The "Daily 5" and Being IntentionalJun 22, 2021
As a coach to high performers or those wishing to be high performers, I believe it is important that I also continue to develop my craft and be the absolute best version of myself that I can be. Growth is also a core value of mine and one way that I display this value is through a commitment to continuous improvement in a variety of domains. It may be growth experienced through the purposeful study of various interventions and training programs that have shown to be effective. It could be me intentionally pushing myself out of my comfort zone. Or my focus on improving my physical and mental health and continuing to develop and deepen the relationships with those I care about.
As part of a coaching program that I am a part of, I was given the exercise to reflect on what 5 things would need to occur before I die for me to consider my life one that was well-lived. This was referred to as my “big 5”. The next aspect of this exercise was to identify 5 individual process goals (one for each of the big 5) that I could do each day to take one small step towards accomplishing this big goal. This was referred to as my “daily 5”.
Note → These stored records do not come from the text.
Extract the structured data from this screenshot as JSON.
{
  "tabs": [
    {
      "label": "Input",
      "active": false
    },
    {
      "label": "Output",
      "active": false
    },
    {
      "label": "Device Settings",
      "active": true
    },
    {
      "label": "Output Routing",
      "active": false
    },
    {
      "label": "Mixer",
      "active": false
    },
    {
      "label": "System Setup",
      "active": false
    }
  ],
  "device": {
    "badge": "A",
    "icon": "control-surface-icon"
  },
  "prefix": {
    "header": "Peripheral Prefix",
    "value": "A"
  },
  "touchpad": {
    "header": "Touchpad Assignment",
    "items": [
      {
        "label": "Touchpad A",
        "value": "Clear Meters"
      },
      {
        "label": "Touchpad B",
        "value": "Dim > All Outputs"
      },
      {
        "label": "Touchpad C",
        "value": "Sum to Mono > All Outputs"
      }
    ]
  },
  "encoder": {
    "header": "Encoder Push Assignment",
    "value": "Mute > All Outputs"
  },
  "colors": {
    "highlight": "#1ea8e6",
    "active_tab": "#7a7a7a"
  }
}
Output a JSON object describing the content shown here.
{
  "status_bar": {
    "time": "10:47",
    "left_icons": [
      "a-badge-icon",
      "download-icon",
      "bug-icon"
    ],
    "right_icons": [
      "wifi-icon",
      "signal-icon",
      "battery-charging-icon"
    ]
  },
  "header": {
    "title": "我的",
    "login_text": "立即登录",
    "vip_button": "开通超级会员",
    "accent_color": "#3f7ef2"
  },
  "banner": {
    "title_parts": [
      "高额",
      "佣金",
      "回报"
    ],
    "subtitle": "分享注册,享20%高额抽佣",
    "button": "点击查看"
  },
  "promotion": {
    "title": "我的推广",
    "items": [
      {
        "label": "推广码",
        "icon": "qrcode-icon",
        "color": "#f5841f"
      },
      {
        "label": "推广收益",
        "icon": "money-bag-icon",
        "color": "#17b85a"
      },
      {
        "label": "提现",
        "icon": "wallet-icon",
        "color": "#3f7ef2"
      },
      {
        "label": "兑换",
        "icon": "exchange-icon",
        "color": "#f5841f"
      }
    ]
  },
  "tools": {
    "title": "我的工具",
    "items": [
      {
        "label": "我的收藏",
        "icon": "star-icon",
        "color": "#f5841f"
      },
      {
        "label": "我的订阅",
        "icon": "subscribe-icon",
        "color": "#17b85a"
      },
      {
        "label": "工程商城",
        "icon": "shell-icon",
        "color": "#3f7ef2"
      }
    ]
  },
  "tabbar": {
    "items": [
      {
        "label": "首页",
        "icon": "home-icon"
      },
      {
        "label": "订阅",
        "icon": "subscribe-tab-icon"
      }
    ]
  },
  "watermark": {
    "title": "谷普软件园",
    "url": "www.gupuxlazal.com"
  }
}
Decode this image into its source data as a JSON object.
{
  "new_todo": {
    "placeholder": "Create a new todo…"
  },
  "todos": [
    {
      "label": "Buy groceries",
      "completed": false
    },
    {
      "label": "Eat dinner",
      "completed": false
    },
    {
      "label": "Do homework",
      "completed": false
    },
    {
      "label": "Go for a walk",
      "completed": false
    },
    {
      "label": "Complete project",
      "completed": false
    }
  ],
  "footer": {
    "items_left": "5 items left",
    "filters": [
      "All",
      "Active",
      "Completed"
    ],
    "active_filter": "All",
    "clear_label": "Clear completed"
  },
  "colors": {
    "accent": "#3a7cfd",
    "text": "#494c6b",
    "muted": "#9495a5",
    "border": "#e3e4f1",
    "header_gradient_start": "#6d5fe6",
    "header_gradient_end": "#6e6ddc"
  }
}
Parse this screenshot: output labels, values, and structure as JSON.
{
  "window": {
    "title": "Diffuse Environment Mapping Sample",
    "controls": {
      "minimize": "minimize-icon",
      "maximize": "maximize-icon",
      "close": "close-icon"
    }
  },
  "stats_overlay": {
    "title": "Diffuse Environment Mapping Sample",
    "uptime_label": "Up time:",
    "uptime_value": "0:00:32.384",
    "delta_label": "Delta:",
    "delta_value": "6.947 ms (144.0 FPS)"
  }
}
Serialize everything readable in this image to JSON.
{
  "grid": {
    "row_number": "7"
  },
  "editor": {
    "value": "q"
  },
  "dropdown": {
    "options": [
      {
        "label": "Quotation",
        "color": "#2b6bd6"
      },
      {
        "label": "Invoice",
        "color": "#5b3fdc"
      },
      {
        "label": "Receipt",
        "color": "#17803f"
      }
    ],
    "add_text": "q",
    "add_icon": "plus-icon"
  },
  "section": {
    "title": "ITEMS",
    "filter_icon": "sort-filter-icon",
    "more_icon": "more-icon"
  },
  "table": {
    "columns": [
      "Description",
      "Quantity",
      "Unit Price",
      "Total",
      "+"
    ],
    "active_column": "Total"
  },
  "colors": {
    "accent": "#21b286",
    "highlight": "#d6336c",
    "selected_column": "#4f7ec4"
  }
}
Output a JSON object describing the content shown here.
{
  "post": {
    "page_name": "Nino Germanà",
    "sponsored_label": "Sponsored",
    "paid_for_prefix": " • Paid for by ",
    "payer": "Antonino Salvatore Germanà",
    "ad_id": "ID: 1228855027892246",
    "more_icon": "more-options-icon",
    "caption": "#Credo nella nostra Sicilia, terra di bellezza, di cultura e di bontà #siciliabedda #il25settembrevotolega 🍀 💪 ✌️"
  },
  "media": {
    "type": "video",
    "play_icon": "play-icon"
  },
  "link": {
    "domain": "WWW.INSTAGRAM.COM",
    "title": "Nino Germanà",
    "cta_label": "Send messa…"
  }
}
Identifying my “daily 5” wasn’t an easy process but I did it. I then found that I needed to operationally define the activities that qualified. I needed a concrete way to know if I could check the completion box on the habit tracking app I use. One of the challenges I often see when people set goals is that they are vague. For example, I have seen clients write a process goal of “exercise 4x / week” or “spend quality time with kids 3x/ week”. Well, what qualifies as exercise and for how long? Does taking a 10-minute walk qualify in your world or do you need a 45-minute-high intensity session to meet your goals? And even then, “high intensity” can be further defined as a minimum of 20 minutes in zone 4 or something along those lines. The important thing about setting process goals is that they are super specific, and you are confident they will lead you to your performance or outcome goal because that is what you are focused on and tracking.
But I digress.
The point was that I recognized that I needed to be super specific on the behaviors that qualified in meeting this goal. As a side note, an easy way that you can do this would be to ask yourself, “If I only did this one activity each day- over time, would I reach the performance or outcome goal that I am aiming for?” If yes- Great! If no- then you need to modify your process goal until you can definitively say “yes” to that question.
Once I had identified all behaviors that could qualify for me to check the “completed” box, I needed to track it. Personally, I use the app, Habit Bull to track my process goals. I also decided to journal each night on what specific activity I did that day. For example, one of my big 5 is that my children are happy and believe in themselves and their abilities. My “daily 5” for this activity is to do something intentional each day to build up both of my children. Each morning, I ask myself “How will you build up both of your children today?” I use a similar structure for each of my “daily 5” goals. By intentionally asking myself these questions each morning, I direct my focus to the different activities that I want to accomplish that day.
I have only recently started this activity within the last couple of weeks, but I can say with certainty that it is a game-changer. It provides me with a focus each morning on the small behaviors that compounded over time lead to huge results and a life well-lived based on my core values. I encourage you to try this exercise and adopt this practice.
Upfront- it took me about 60-90 minutes of reflection to identify each of my “big 5” and then specific activities that make up my “daily 5”. Each day, it takes approximately 10-15 minutes, but it is well worth the time invested. Not only do I start my day with focused intention, but I am confident that my daily activities are leading me one step closer to fulfilling my goals and how I define a life well-lived.
Thank you for taking the time to read my reflections and I hope that they provided you with some value that you can use to move the needle one step closer to reaching your full potential.